Angus Reid Global Monitor : Politics In Depth

Thailand’s Voting Show

August 23, 2007

Thais adopt a new Constitution, implicitly accepting the military rulers that drafted it. Is it over for Thailand's democracy?

Abstract: Gabriela Perdomo - Last Sunday, more than 23 million voters in Thailand participated in the country's first-ever referendum on a new Constitution and gave their blessing to the new charter, just as the military junta governing the country—and the one that drafted the Constitution—had expected.

Gabriela Perdomo - Last Sunday, more than 23 million voters in Thailand participated in the country's first-ever referendum on a new Constitution and gave their blessing to the new charter, just as the military junta governing the country—and the one that drafted the Constitution—had expected.

Voting Day might be seen by many as a perfect showcase of how twisted democracy has become in Thailand. The same officers that declared in September last year that they seized power in order to "restore" democracy have continued to symbolize the perfect oxymoron by creating a new Constitution tailored to their likes and have managed to sell it as the next great thing for the country's democratic institutions. A legislative election will follow.

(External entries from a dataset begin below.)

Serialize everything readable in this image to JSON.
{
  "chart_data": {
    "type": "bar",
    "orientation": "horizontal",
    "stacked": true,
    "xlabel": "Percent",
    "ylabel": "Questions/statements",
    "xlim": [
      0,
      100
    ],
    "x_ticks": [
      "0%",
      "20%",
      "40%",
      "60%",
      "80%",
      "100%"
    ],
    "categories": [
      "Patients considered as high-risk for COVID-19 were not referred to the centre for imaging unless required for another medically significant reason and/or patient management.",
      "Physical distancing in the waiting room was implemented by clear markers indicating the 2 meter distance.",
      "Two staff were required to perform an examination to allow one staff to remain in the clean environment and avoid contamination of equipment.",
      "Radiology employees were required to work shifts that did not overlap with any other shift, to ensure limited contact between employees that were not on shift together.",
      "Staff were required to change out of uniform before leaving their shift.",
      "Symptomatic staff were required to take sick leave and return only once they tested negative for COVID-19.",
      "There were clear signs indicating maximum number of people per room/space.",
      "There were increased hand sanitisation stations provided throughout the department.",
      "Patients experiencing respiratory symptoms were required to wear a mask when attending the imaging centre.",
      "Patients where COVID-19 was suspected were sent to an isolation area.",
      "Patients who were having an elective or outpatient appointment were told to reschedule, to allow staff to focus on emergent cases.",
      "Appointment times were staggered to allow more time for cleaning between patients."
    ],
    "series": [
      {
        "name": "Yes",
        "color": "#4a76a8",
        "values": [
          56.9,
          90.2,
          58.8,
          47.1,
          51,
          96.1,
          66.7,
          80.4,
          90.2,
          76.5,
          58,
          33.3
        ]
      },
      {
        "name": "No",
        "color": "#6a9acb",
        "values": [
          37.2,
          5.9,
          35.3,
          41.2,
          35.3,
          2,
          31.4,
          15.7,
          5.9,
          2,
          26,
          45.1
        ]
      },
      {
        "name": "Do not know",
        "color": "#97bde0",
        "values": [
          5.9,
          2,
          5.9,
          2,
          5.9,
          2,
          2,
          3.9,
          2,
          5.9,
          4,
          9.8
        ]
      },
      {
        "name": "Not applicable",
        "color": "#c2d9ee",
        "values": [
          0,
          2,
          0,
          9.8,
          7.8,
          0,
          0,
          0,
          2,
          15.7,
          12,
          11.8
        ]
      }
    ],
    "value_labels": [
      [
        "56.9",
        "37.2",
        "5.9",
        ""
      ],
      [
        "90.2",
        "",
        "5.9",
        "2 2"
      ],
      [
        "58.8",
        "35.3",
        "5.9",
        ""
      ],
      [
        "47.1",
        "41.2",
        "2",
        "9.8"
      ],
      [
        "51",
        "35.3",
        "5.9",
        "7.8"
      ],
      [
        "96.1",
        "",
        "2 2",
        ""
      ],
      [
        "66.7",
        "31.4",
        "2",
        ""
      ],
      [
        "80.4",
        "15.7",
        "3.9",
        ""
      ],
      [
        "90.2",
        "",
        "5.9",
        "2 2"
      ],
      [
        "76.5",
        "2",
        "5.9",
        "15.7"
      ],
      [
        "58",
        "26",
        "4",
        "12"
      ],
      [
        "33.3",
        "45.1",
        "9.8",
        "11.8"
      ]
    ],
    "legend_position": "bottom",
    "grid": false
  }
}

The referendum was seen by many as a political thermometer for the upcoming election, tentatively scheduled for December. Interim Thai leader Surayud Chulanont might not have gotten what he wanted. Surayud and his fellow army men ousted elected prime minister Thaksin Shinawatra last September, promising to stay in power only for a short period of time and oversee a transition into a "true" democracy.

Since then, the military government has done two important things. First, it dismantled Thaksin's Thai Love Thais Party - Phak Thai Rak Thai (TRT) after the military-appointed Constitutional Tribunal ruled the party had broken electoral rules in 2006. The main opposition Democrat Party - Phak Prachatipat (PP) was absolved of any wrongdoing. Later, the rulers drafted a Constitution that will prevent one-party rule in Thailand (in other words, a constitution that seeks to hurt TRT remnants in the short and long term).

Since the bloodless coup took place, Surayud has had it relatively easy. Most Thais welcomed the generals thinking they were freeing them from a corrupt and useless government led by Thaksin and his cronies. In May, a Suan Dusit University poll even revealed that many would be OK with the sitting government staying in power for a while. However, the Aug. 19 vote was not as dreamy as the general would have expected. Many more people than he would like to admit voted against the constitution. Roughly 58 per cent voted in favour of the new Charter, and 42 per cent rejected it. Reading a bit far into it, the vote could be interpreted as an indirect way of expressing support for Thaksin.

Noppadol Pattama, Thaksin's lawyer and de facto spokesman in Thailand—the former prime minister currently resides in England—said that the referendum result indicated strong support for Thaksin's former TRT party and himself, adding that "he is quite pleased that the people in rural areas disapprove of the change of power by the coup."

An analysis piece in the Bangkok Post by Thitinan Pongsudhirak, a political science professor, published on Aug. 22 said that "the telling indicator from the referendum results was not the numbers who polled in favour of the 2007 constitution, but those who turned it down. The outcome evidently reveals a deeply polarized country, just as it has been over the past two years." In sum, this opinion says nothing has changed. The only thing the military rule has given to Thais is a fake choice between their idea of democracy or the actual democracy they had before, only in the hands of an "evil" leader. The legitimate opposition party, the PP, has apparently simply vanished in the turmoil.

The fake illusion has created a pendulum effect that will most certainly impact the December legislative ballot—if it actually takes place. Surayud has repeatedly said that his government will not form a political party and that it is up to civilian-led parties to resume democratic activity in Thailand. But many fear this is just not true. The Council for National Security chief, Sonthi Boonyaratkalin, has said he would not disclose whether he will run in the election with the new Love The Nation Party - Phak Rak Chat (PRC), founded by retired army members, until the end of September. This gives enough time for pro-interim government legislators to debate on how to develop new electoral laws based on the new Constitution. And enough time to continue a subtle campaign from a position of supremacy.

Rumours on this matter have increased as the generals have seen about 440 former members of the TRT applying to join the People's Power Party - Phak Palang Prachachon (PPP). More than 200 of them were former TRT members of Parliament. At the end of the year, the new assembly might illustrate a return to two years ago, and prove that the army's strategy did nothing but hurt the real opposition.

In all, there is a lesson to learn from the botched Thai experiment of "transition rule". There is no question Thaksin was a terrible prime minister. His pillage of public funds, his superficiality and flat lack of interest for his country's woes were reasons enough to want him out. Out of office, yes, but not ousted. Since last year, Thailand has embodied a perfect example of bad democracy, and provided evidence that Thais fell into a trap: the fallacy that one must like the opposite of what one hates.